Garak's exile kept him from his home, but also made him a target. To stray very far from Cardassian space would risk the potential occurrence of running into someone he used to know. Anyone who knew him would not be someone he would want to interact with. So with the station as close to home as he could be, he was mildly appreciative for the Federation. Had the station simply been returned to Bajor, the Bajoran trial he would have no doubt endured would have been far less pleasant than one he would have received on Cardassia. At least there he would have been given a quick death. The Bajorans felt they were in need of justice for their suffering, and to them, any Cardassian wasn't worthy of an easy death. So the federation had granted him one kindness, to stave off the eventual Bajoran backlash of his continued residence on what was now being called Deep Space 9. With all of their federation principles, they could not force a simple tailor to vacate a Federation Space Station, especially one with such a clean record.

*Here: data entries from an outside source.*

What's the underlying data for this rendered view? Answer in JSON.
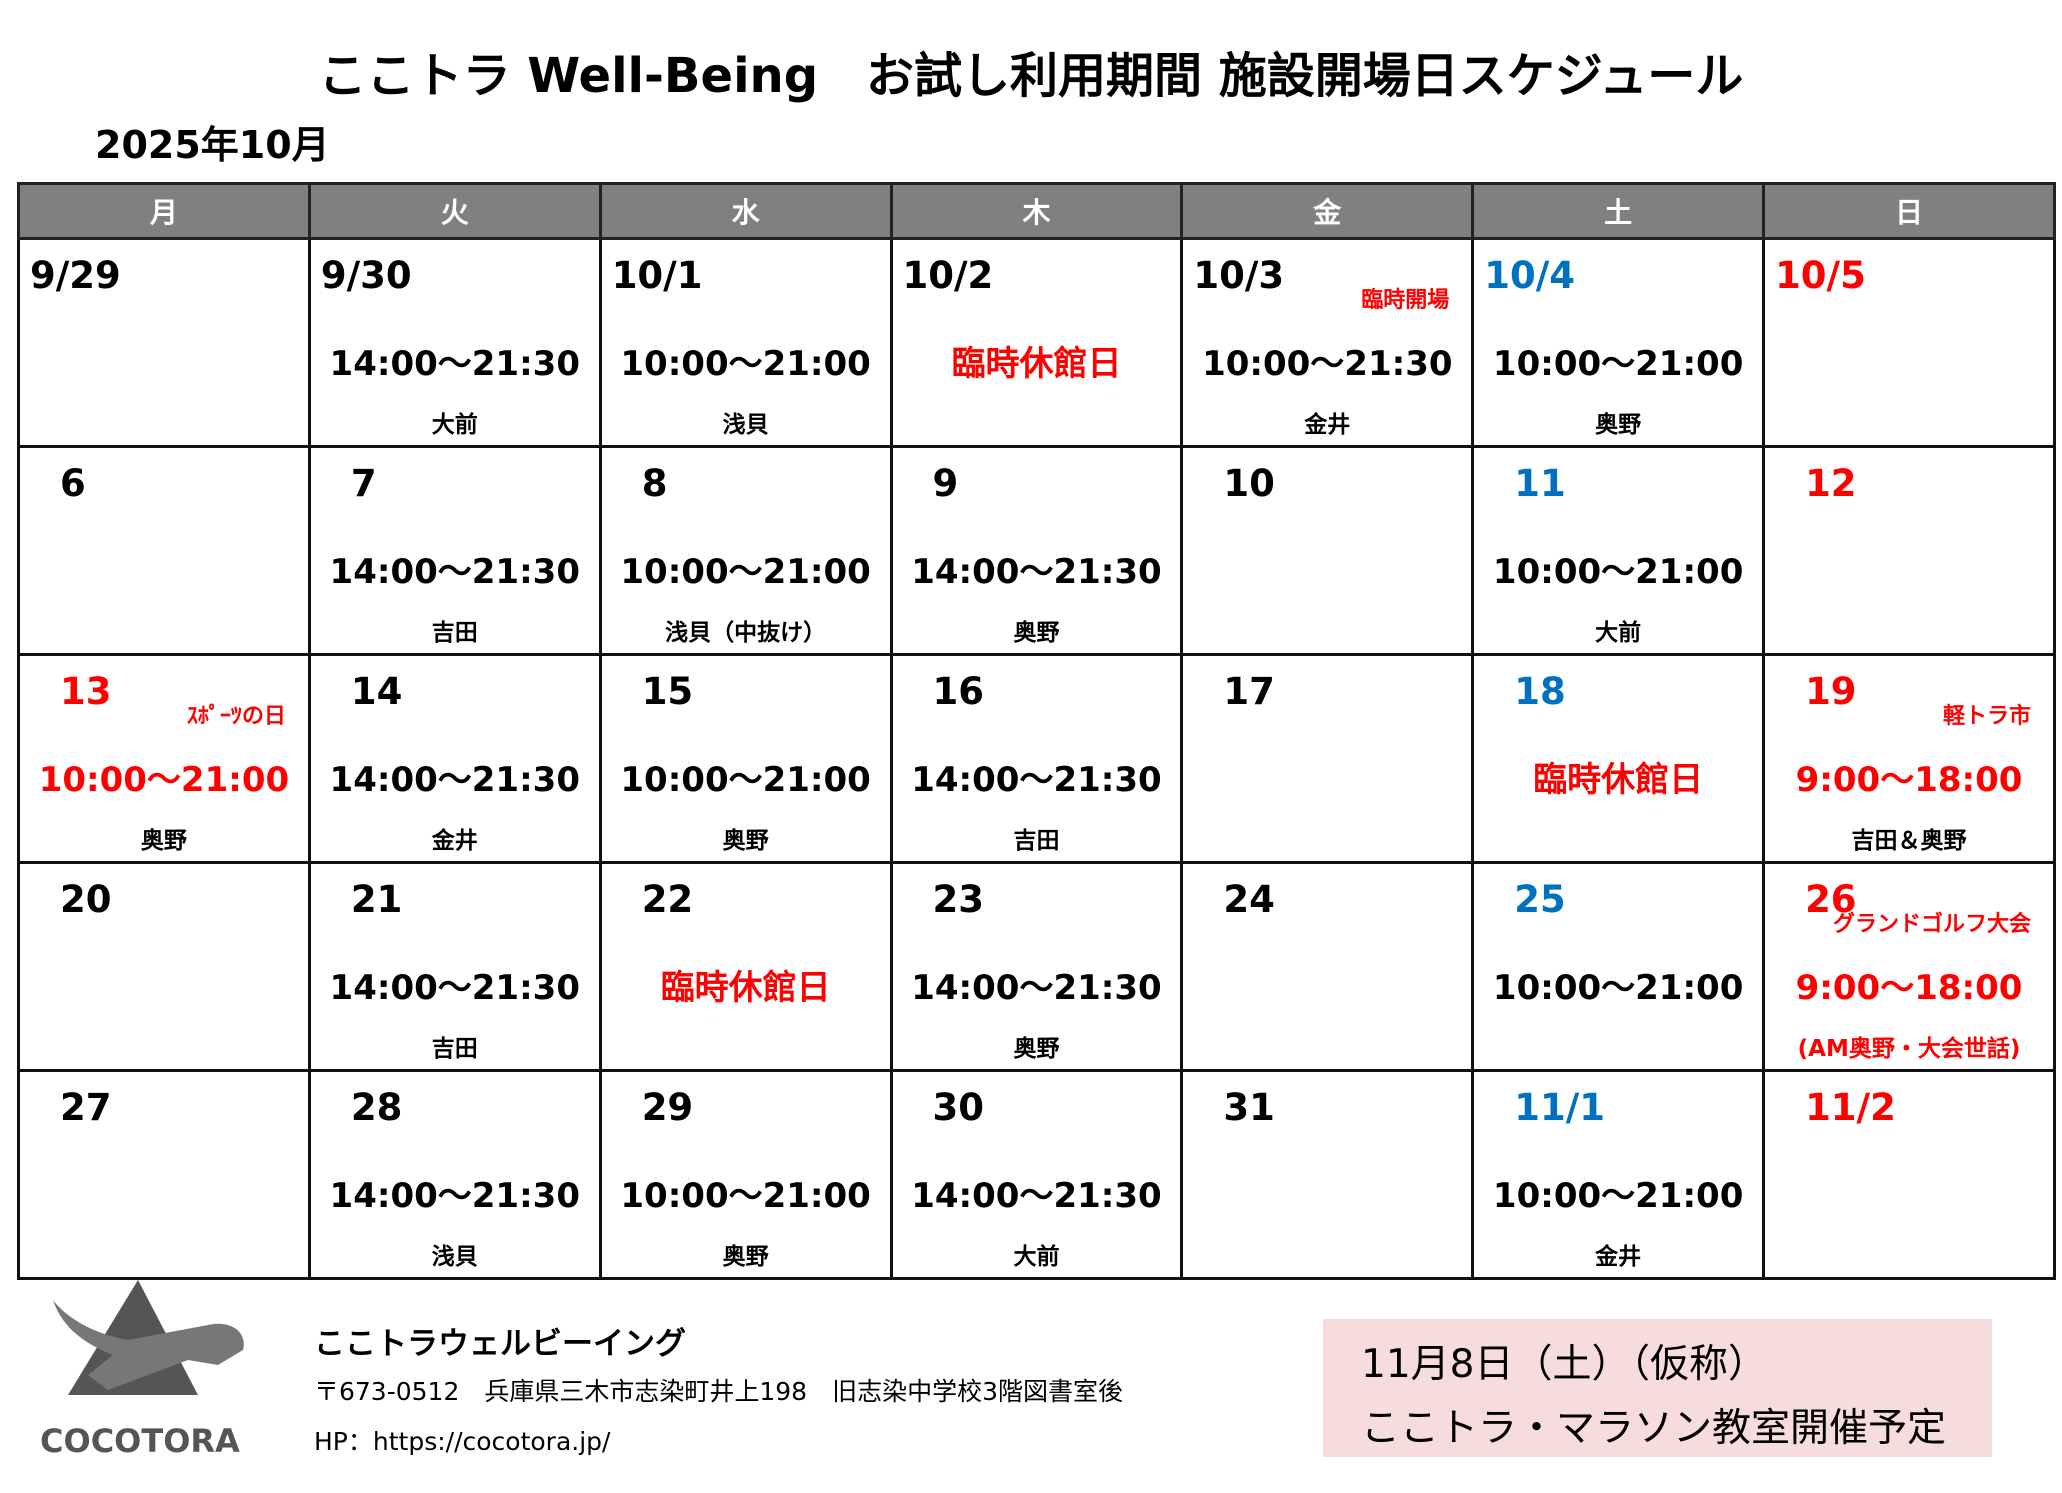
{
  "title": "ここトラ Well-Being　お試し利用期間 施設開場日スケジュール",
  "month": "2025年10月",
  "weekdays": [
    "月",
    "火",
    "水",
    "木",
    "金",
    "土",
    "日"
  ],
  "colors": {
    "header_bg": "#808080",
    "saturday": "#0070c0",
    "sunday_holiday": "#ff0000"
  },
  "weeks": [
    [
      {
        "date": "9/29"
      },
      {
        "date": "9/30",
        "time": "14:00～21:30",
        "staff": "大前"
      },
      {
        "date": "10/1",
        "time": "10:00～21:00",
        "staff": "浅貝"
      },
      {
        "date": "10/2",
        "time": "臨時休館日",
        "time_color": "red"
      },
      {
        "date": "10/3",
        "note": "臨時開場",
        "time": "10:00～21:30",
        "staff": "金井"
      },
      {
        "date": "10/4",
        "date_color": "blue",
        "time": "10:00～21:00",
        "staff": "奥野"
      },
      {
        "date": "10/5",
        "date_color": "red"
      }
    ],
    [
      {
        "date": "6"
      },
      {
        "date": "7",
        "time": "14:00～21:30",
        "staff": "吉田"
      },
      {
        "date": "8",
        "time": "10:00～21:00",
        "staff": "浅貝（中抜け）"
      },
      {
        "date": "9",
        "time": "14:00～21:30",
        "staff": "奥野"
      },
      {
        "date": "10"
      },
      {
        "date": "11",
        "date_color": "blue",
        "time": "10:00～21:00",
        "staff": "大前"
      },
      {
        "date": "12",
        "date_color": "red"
      }
    ],
    [
      {
        "date": "13",
        "date_color": "red",
        "note": "ｽﾎﾟｰﾂの日",
        "time": "10:00～21:00",
        "time_color": "red",
        "staff": "奥野"
      },
      {
        "date": "14",
        "time": "14:00～21:30",
        "staff": "金井"
      },
      {
        "date": "15",
        "time": "10:00～21:00",
        "staff": "奥野"
      },
      {
        "date": "16",
        "time": "14:00～21:30",
        "staff": "吉田"
      },
      {
        "date": "17"
      },
      {
        "date": "18",
        "date_color": "blue",
        "time": "臨時休館日",
        "time_color": "red"
      },
      {
        "date": "19",
        "date_color": "red",
        "note": "軽トラ市",
        "time": "9:00～18:00",
        "time_color": "red",
        "staff": "吉田＆奥野"
      }
    ],
    [
      {
        "date": "20"
      },
      {
        "date": "21",
        "time": "14:00～21:30",
        "staff": "吉田"
      },
      {
        "date": "22",
        "time": "臨時休館日",
        "time_color": "red"
      },
      {
        "date": "23",
        "time": "14:00～21:30",
        "staff": "奥野"
      },
      {
        "date": "24"
      },
      {
        "date": "25",
        "date_color": "blue",
        "time": "10:00～21:00"
      },
      {
        "date": "26",
        "date_color": "red",
        "note": "グランドゴルフ大会",
        "time": "9:00～18:00",
        "time_color": "red",
        "staff": "(AM奥野・大会世話)",
        "staff_color": "red"
      }
    ],
    [
      {
        "date": "27"
      },
      {
        "date": "28",
        "time": "14:00～21:30",
        "staff": "浅貝"
      },
      {
        "date": "29",
        "time": "10:00～21:00",
        "staff": "奥野"
      },
      {
        "date": "30",
        "time": "14:00～21:30",
        "staff": "大前"
      },
      {
        "date": "31"
      },
      {
        "date": "11/1",
        "date_color": "blue",
        "time": "10:00～21:00",
        "staff": "金井"
      },
      {
        "date": "11/2",
        "date_color": "red"
      }
    ]
  ],
  "footer": {
    "logo_text": "COCOTORA",
    "org": "ここトラウェルビーイング",
    "address": "〒673-0512　兵庫県三木市志染町井上198　旧志染中学校3階図書室後",
    "hp": "HP：https://cocotora.jp/"
  },
  "notice": {
    "line1": "11月8日（土）（仮称）",
    "line2": "ここトラ・マラソン教室開催予定"
  }
}
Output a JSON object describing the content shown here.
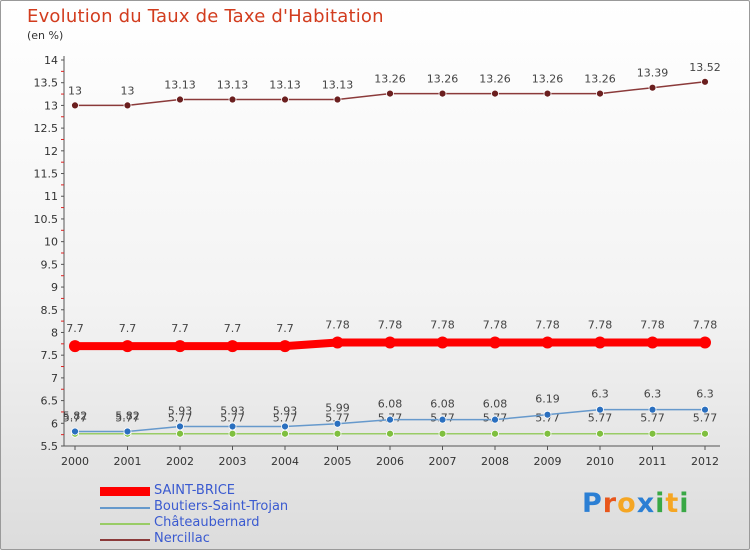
{
  "header": {
    "title": "Evolution du Taux de Taxe d'Habitation",
    "unit": "(en %)"
  },
  "logo": {
    "text": "Proxiti",
    "colors": [
      "#2b7fd4",
      "#e8561b",
      "#f5a623",
      "#2b7fd4",
      "#39a845",
      "#f5a623",
      "#39a845"
    ]
  },
  "chart_data": {
    "type": "line",
    "title": "Evolution du Taux de Taxe d'Habitation",
    "ylabel": "(en %)",
    "xlabel": "",
    "x": [
      "2000",
      "2001",
      "2002",
      "2003",
      "2004",
      "2005",
      "2006",
      "2007",
      "2008",
      "2009",
      "2010",
      "2011",
      "2012"
    ],
    "yticks": [
      "5.5",
      "6",
      "6.5",
      "7",
      "7.5",
      "8",
      "8.5",
      "9",
      "9.5",
      "10",
      "10.5",
      "11",
      "11.5",
      "12",
      "12.5",
      "13",
      "13.5",
      "14"
    ],
    "ylim": [
      5.5,
      14
    ],
    "grid": false,
    "legend": "bottom-left",
    "series": [
      {
        "name": "SAINT-BRICE",
        "color": "#ff0000",
        "values": [
          7.7,
          7.7,
          7.7,
          7.7,
          7.7,
          7.78,
          7.78,
          7.78,
          7.78,
          7.78,
          7.78,
          7.78,
          7.78
        ],
        "labels": [
          "7.7",
          "7.7",
          "7.7",
          "7.7",
          "7.7",
          "7.78",
          "7.78",
          "7.78",
          "7.78",
          "7.78",
          "7.78",
          "7.78",
          "7.78"
        ]
      },
      {
        "name": "Boutiers-Saint-Trojan",
        "color": "#6699cc",
        "values": [
          5.82,
          5.82,
          5.93,
          5.93,
          5.93,
          5.99,
          6.08,
          6.08,
          6.08,
          6.19,
          6.3,
          6.3,
          6.3
        ],
        "labels": [
          "5.82",
          "5.82",
          "5.93",
          "5.93",
          "5.93",
          "5.99",
          "6.08",
          "6.08",
          "6.08",
          "6.19",
          "6.3",
          "6.3",
          "6.3"
        ]
      },
      {
        "name": "Châteaubernard",
        "color": "#99cc66",
        "values": [
          5.77,
          5.77,
          5.77,
          5.77,
          5.77,
          5.77,
          5.77,
          5.77,
          5.77,
          5.77,
          5.77,
          5.77,
          5.77
        ],
        "labels": [
          "5.77",
          "5.77",
          "5.77",
          "5.77",
          "5.77",
          "5.77",
          "5.77",
          "5.77",
          "5.77",
          "5.77",
          "5.77",
          "5.77",
          "5.77"
        ]
      },
      {
        "name": "Nercillac",
        "color": "#8b3a3a",
        "values": [
          13,
          13,
          13.13,
          13.13,
          13.13,
          13.13,
          13.26,
          13.26,
          13.26,
          13.26,
          13.26,
          13.39,
          13.52
        ],
        "labels": [
          "13",
          "13",
          "13.13",
          "13.13",
          "13.13",
          "13.13",
          "13.26",
          "13.26",
          "13.26",
          "13.26",
          "13.26",
          "13.39",
          "13.52"
        ]
      }
    ]
  }
}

Still, Garak was no fool, and while the federation could only delay the inevitable, he was still at risk as long as he was on the station. That meant he had to be ready for the eventual violation of his Cardassian rights. No doubt several Bajorans who had passed his shop today had been in the resistance and were most likely planning his demise at this very moment. He'd need some sort of protection, some sort of assurance that should harm come to him, someone would bat an eye.

Tain, in all his talk of self-reliance, had always protected his operatives when they faced a situation that they were not fit to handle themselves, or that went past their capabilities of self-protection. There had been safe houses and contacts on relatively every planet where, if faced with something unexpected by the Order, he could be extracted. If extraction wasn't permissible under the circumstances, at the very least there was a place he could go to update the Order and receive instructions and any medical aid that was deemed necessary. The back of his left leg still ached from a particularly long operation where he had been thankful for the contact, a retired doctor who owed the Order a favor for misplacing a file that could have led to a malpractice suit.

Garak ran over his options. Doubtless no remaining contacts he knew of would be willing to help him, and Tain had likely changed the codes to the safe houses the day of his exile, so those were both out. Making new contacts seemed unlikely, especially if he wanted to keep up the guise of tailor. The security chief had a reputation for justice. He knew better than to challenge the men who believed in justice, because occasionally, the ends could justify the means, and he didn't want to give him cause to believe there were any means he should be achieving. He would have to find someone reliable and dependable within the limits of his cover which, unfortunately, would severely limit what he could do on the station. If he wanted to stay alive, he would have to avoid as many potentially dangerous encounters as possible, and limit any amount of interaction with people beyond his "simple tailoring business." Regardless of what Tain and Cardassia thought of him, he still loved his homeland and would one day return, but until then his main priority was finding a person who could help him in dangerous situations and offer either protection or aid. Preferably a Starfleet Officer since they ran the station and one of their own would hold more weight than a Bajoran Officer. He'd have to keep an eye out.

Until then, Garak planned to stay in public as often as possible, ideally under the watch of the Federation Security. The irony didn't escape him, the fact that he was safest in the hands of the enemy.